Será que havia artistas afro-brasileiros? Sim, e alguns até ficaram
famosos, mas a maioria só foi descoberta muito depois de sua morte!
Um pouco depois do período escravocrata, conhecemos alguns músicos negros,
pioneiros da chamada música popular brasileira, como José Antônio da
Silva Callado e Pixinguinha.
Muito depois, na década de 30, os artistas afro-brasileiros ganharam
o seu espaço, sobretudo com o boom do rádio! E aí... milhões de pessoas
ouviam os artistas negros.
Maracatu Foi um tempo em que intelectuais e artistas
começaram a reivindicar uma nova percepção de Brasil, como o país da
miscigenação e da democracia racial.
Foi Carmem
Miranda, uma mulher branca, a eleita "Rainha do Samba". Não
por acaso. Sabe-se que a artista divulgava a música de artistas negros,
quando eles não conseguiam trabalho.
Sabe-se ainda, por sua
insistência e influência muitos artistas negros saíram do anonimato
para subir aos palcos, incluindo nesse grupo grandes nomes como Dorival
Caymmi e Sinval Silva, motorista de Carmem e autor do clássico
"Adeus Batucada".
Mesmo assim, até o final da década de 50,
foram poucos os artistas negros que conseguiram ter contratos assinados
com gravadoras.
Nos anos 60, muitas composições sobre personagens
negros eram racistas e ninguém reclamava. Apesar da ingenuidade de canções
como "O teu cabelo não nega mulata (…) Mas como a cor não pega, mulata/
Mulata eu quero teu amor", está na cara o sinal de preconceito. "Mas
como a cor não pega" fala da negritude como se fala de uma doença.
Gilberto
Gil e Caetano
Veloso, através de suas composições, colaboraram para que a
força política do negro fosse mais reconhecida!
Depois deles,
vários artistas negros despontaram no hip-hop, rap ou samba com a deliberada
intenção de despertar o orgulho negro entre os jovens.
SAIBA
MAIS
Maracatu
Contribuição na culinária
É impossível falar da influência dos africanos sem lembrar a herança
que eles deixaram para a nossa alimentação. Acarajé, mungunzá, quibebe,
farofa, vatapá são pratos originalmente usados como comidas de santo,
ou seja, comidas que eram oferecidas às divindades religiosas
cultuadas pelos negros. Hoje, porém, são dignos representantes da culinária
brasileira.
As negras africanas começaram a trabalhar nas cozinhas dos Senhores
de Engenho e introduziram novas técnicas de preparo e tempero dos alimentos.

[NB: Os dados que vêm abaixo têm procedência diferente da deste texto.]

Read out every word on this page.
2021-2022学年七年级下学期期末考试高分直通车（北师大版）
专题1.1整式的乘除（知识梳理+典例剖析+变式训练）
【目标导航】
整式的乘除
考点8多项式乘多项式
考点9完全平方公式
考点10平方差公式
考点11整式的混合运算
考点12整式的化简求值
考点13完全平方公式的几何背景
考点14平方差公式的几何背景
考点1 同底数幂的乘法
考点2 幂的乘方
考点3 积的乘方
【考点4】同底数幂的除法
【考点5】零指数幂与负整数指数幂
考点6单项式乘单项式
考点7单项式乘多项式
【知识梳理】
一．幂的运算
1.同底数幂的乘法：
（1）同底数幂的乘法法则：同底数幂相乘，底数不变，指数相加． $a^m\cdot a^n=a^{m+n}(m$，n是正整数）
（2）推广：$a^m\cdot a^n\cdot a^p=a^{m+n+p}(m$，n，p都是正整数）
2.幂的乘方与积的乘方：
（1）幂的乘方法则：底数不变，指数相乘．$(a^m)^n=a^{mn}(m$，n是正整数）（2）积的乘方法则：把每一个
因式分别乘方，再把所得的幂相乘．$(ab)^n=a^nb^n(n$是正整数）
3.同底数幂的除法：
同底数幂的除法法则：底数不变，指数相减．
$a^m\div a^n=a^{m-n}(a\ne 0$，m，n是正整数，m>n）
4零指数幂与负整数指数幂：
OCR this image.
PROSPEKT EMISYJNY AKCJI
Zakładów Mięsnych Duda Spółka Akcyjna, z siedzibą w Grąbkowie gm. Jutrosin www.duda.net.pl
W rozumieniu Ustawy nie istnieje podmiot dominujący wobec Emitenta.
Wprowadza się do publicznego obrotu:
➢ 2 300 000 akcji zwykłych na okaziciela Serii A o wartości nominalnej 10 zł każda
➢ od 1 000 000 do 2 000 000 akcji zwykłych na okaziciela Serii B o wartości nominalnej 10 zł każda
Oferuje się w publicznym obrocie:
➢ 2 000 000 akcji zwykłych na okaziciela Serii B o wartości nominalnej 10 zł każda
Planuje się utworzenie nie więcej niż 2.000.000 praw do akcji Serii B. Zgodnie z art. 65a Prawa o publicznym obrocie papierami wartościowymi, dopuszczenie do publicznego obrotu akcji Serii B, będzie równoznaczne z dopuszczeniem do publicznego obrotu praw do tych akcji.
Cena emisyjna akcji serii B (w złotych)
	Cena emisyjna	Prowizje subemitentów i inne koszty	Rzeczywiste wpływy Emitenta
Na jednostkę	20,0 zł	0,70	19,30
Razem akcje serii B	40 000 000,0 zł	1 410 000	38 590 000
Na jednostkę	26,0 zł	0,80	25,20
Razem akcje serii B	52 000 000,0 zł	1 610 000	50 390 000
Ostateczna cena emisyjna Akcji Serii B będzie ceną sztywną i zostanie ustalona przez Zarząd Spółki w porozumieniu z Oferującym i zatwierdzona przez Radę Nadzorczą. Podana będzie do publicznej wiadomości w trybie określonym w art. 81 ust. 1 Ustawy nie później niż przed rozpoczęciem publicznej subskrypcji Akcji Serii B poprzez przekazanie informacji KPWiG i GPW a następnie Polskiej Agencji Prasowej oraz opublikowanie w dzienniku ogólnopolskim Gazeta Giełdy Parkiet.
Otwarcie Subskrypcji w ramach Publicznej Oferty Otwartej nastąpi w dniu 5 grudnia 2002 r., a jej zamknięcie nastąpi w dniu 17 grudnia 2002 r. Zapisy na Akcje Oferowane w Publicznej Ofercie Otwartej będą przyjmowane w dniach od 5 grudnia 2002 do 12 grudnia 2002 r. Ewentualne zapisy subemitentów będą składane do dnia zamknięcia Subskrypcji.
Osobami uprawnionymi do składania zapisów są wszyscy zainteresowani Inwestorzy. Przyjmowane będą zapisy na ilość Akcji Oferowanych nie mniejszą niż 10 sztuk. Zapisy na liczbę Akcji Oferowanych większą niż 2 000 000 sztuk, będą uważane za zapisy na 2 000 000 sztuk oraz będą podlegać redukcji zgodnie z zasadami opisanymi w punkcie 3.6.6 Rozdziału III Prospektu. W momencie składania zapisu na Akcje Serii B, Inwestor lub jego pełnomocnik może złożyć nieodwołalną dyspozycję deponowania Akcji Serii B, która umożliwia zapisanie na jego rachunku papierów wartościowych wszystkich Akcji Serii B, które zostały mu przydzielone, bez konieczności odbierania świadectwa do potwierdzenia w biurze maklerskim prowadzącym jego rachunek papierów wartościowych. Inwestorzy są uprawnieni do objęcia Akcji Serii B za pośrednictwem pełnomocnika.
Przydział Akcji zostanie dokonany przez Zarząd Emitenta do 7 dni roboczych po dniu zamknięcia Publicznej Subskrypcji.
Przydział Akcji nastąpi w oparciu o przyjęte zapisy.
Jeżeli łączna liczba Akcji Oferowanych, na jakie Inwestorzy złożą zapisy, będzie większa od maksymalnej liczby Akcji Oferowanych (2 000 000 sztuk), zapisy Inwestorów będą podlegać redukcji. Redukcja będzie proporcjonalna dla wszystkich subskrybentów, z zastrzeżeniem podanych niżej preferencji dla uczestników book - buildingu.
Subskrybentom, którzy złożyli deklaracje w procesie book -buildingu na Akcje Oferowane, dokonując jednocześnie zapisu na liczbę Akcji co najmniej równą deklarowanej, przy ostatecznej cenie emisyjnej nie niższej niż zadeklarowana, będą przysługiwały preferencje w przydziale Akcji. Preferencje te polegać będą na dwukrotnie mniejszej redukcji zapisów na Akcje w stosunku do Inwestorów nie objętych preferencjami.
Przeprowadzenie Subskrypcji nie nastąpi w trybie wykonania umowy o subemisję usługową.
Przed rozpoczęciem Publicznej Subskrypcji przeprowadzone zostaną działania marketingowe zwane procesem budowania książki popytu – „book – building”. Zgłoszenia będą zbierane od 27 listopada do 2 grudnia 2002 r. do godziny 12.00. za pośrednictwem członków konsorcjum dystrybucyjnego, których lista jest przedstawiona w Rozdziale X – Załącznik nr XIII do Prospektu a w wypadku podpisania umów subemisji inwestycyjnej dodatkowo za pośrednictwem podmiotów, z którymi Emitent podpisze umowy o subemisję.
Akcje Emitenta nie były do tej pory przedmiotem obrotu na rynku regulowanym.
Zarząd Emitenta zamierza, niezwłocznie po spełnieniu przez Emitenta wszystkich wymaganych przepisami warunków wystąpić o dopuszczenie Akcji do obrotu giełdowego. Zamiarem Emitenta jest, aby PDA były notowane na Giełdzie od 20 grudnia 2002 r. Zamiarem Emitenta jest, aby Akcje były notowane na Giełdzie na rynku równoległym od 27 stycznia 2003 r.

Também adaptaram seus hábitos culinários aos ingredientes do Brasil.
Assim, foram incorporados aos hábitos alimentares dos brasileiros o
angu, o cuscuz, a pamonha e a feijoada, nascida nas senzalas e feita
a partir das sobras de carnes das refeições que alimentavam os senhores;
o uso do azeite de dendê, leite de coco, temperos e pimentas; e de panelas
de barro e de colheres de pau. Você sabia que os traficantes de escravos
também trouxeram para o Brasil ingredientes africanos? É o caso da banana,
ícone de brasilidade mundo afora e da palmeira de onde se extrai o azeite
de dendê.
Feijoada
Enfim... todos o pratos vindos do continente africano foram
reelaborados, recriados, no Brasil, com os elementos locais. E haja
criatividade e capacidade de improvisação! O dendê trazidos pelos portugueses
para queimar em lamparinas e iluminar as noites escuras do novo continente
logo foi parar na panela das mucamas. "Desde a África elas já sabiam
que o azeite podia ser usado nas comidas".